Legal Transition in Mexico
Radio Ambulante is a radio program featuring voices from Latin America. A journalist, Daniel Alarcón, was fascinated by the story surrounding my legal transition in Mexico (which I have yet to blog about in full). This interview is unique because it was conducted and aired in Spanish. You can listen to the original here. If you aren’t fluent in Spanish you can listen/watch a subtitled version here, or read the English transcript here.
When you see a person, how many seconds do you have to make a mental model? Immediately, the first thing you notice — man or woman? But I always had issues with my gender. And when people can’t understand, they get uncomfortable.
The second incredible part is that Radio Ambulante paired up with the New York Times Magazine for a series called “As told by.” While Daniel wrote Redefining Gender in Mexico City (both in English and Spanish!), he wrote it using my narrative voice. In fact, he was so on-point that two of my co-workers read the article and recognized me in it even before seeing my name at the very bottom.
Pues es que tu cuando ves a una persona, ¿cuántos segundos tienes, o milisegundos, para tú hacer como un modelo mental? Inmediatamente, lo primero que te fijas: ¿es hombre o es mujer? Y cuando la gente no entiende, se ponen incómodas.
I think Daniel pulled off something most journalists fail at: a complete respect of identity and subtlety in the message.

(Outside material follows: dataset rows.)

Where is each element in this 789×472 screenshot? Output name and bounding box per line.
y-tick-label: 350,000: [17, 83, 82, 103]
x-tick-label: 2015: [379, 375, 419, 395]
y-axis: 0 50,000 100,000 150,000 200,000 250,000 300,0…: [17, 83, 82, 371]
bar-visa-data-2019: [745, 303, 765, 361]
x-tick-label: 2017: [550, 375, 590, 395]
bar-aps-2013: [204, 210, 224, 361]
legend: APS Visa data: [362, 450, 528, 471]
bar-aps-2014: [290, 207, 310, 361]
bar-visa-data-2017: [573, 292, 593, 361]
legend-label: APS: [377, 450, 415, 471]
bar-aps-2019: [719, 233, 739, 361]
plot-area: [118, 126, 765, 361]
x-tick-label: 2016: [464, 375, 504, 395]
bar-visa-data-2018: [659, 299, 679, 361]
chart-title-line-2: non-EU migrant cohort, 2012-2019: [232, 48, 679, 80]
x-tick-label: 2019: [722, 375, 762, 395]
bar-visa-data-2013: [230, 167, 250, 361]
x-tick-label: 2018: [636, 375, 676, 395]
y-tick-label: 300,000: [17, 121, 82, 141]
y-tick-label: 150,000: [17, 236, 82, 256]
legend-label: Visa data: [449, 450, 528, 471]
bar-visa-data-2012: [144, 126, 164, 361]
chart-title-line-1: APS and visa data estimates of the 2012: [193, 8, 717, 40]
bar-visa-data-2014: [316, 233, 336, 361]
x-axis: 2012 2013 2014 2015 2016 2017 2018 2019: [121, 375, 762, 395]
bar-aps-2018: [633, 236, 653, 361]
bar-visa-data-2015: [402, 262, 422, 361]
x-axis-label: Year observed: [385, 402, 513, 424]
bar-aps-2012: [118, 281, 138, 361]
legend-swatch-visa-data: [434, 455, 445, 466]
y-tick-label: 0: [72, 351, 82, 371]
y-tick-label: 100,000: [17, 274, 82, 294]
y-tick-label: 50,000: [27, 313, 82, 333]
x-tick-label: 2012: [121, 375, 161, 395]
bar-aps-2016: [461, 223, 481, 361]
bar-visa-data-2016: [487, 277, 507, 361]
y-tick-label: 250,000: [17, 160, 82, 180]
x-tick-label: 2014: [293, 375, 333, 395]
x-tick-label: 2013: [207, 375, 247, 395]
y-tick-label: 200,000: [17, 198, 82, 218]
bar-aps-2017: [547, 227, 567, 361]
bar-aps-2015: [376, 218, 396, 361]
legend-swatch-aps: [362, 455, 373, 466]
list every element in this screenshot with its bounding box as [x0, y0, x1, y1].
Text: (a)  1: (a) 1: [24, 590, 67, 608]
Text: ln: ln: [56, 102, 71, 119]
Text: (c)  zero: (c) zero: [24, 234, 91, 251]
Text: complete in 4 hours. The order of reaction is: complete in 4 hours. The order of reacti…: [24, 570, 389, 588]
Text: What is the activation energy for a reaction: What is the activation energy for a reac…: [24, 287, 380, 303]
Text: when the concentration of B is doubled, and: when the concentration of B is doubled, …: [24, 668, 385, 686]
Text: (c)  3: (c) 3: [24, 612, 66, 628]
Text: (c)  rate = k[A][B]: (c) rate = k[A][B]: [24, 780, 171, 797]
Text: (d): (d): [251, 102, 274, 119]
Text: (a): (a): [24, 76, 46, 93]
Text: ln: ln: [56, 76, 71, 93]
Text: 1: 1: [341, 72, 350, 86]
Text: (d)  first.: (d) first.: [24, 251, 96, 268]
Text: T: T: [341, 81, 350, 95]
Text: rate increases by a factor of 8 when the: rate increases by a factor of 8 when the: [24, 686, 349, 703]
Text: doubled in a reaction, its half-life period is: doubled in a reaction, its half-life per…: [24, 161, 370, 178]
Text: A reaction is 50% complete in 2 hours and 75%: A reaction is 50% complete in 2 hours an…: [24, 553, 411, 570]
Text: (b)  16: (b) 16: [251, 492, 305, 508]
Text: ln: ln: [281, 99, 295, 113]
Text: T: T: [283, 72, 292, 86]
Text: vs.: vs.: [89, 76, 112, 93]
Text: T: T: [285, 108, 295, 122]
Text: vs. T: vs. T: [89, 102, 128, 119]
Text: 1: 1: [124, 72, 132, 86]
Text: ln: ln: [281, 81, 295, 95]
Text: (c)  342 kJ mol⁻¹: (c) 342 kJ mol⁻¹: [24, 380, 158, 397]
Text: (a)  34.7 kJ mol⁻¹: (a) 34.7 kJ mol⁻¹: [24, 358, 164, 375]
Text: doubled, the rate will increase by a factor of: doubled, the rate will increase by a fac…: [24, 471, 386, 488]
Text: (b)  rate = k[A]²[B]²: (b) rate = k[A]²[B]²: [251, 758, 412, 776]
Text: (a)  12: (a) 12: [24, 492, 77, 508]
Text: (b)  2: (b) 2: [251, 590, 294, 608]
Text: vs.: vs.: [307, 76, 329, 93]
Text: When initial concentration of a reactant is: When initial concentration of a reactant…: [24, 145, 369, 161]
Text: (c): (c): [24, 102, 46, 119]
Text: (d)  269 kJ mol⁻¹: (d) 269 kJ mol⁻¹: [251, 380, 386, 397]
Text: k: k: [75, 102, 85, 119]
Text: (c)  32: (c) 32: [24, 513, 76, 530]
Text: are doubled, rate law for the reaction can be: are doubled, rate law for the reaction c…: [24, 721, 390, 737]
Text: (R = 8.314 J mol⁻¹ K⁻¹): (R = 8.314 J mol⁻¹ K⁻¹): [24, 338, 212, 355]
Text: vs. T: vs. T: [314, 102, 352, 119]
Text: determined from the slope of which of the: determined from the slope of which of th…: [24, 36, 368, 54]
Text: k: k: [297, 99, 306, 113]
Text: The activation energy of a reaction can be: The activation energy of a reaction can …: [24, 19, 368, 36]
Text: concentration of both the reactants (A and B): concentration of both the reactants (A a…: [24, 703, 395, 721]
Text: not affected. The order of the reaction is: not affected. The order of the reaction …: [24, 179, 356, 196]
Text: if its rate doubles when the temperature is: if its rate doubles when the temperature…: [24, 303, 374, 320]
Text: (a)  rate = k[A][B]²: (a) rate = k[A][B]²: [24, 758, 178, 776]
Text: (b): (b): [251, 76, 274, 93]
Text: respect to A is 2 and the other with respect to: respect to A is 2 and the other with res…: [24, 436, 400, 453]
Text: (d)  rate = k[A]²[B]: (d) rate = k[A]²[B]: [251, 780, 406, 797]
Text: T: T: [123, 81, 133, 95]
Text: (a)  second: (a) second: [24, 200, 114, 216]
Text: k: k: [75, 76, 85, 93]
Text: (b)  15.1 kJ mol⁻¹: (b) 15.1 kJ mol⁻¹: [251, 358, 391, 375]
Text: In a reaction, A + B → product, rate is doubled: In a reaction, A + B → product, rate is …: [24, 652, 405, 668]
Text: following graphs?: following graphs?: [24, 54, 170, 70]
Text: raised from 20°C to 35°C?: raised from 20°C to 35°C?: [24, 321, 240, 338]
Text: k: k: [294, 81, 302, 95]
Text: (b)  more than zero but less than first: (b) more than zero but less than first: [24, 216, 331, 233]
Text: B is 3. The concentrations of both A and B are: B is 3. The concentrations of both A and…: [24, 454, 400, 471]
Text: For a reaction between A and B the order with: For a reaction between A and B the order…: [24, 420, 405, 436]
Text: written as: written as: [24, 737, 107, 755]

In Psychology Today, None of the Above Matt Huston lays out the basics of non-binary gender identity without overlooking its complexities. The article also touches upon the relevance of questioning the gender binary in general:
The existence of nonbinary people testifies that there are myriad, complex ways of conceiving of oneself. But it does something else, too, by inviting broader conversations about how everyone understands gender.
At a conference on children and transgender issues, Micah recalls, parents didn’t linger on questions about their children’s gender, the ostensible focus of the discussion. Instead, they pondered the gender stereotypes and constraints they encountered in childhood—as girls who shied away from science or sports, or boys who felt they couldn’t express certain emotions.
“Gender is part of your core identity and it goes unquestioned,” Micah says. “As soon as you start questioning, people break down and say, ‘I don’t know what gender is, I just know it’s there.’”
Transgender and non-binary gender identities are not just about our personal journeys – I sincerely believe they are going to revolutionize the way society thinks about gender. The more conversations we get started, the sooner this shift will happen.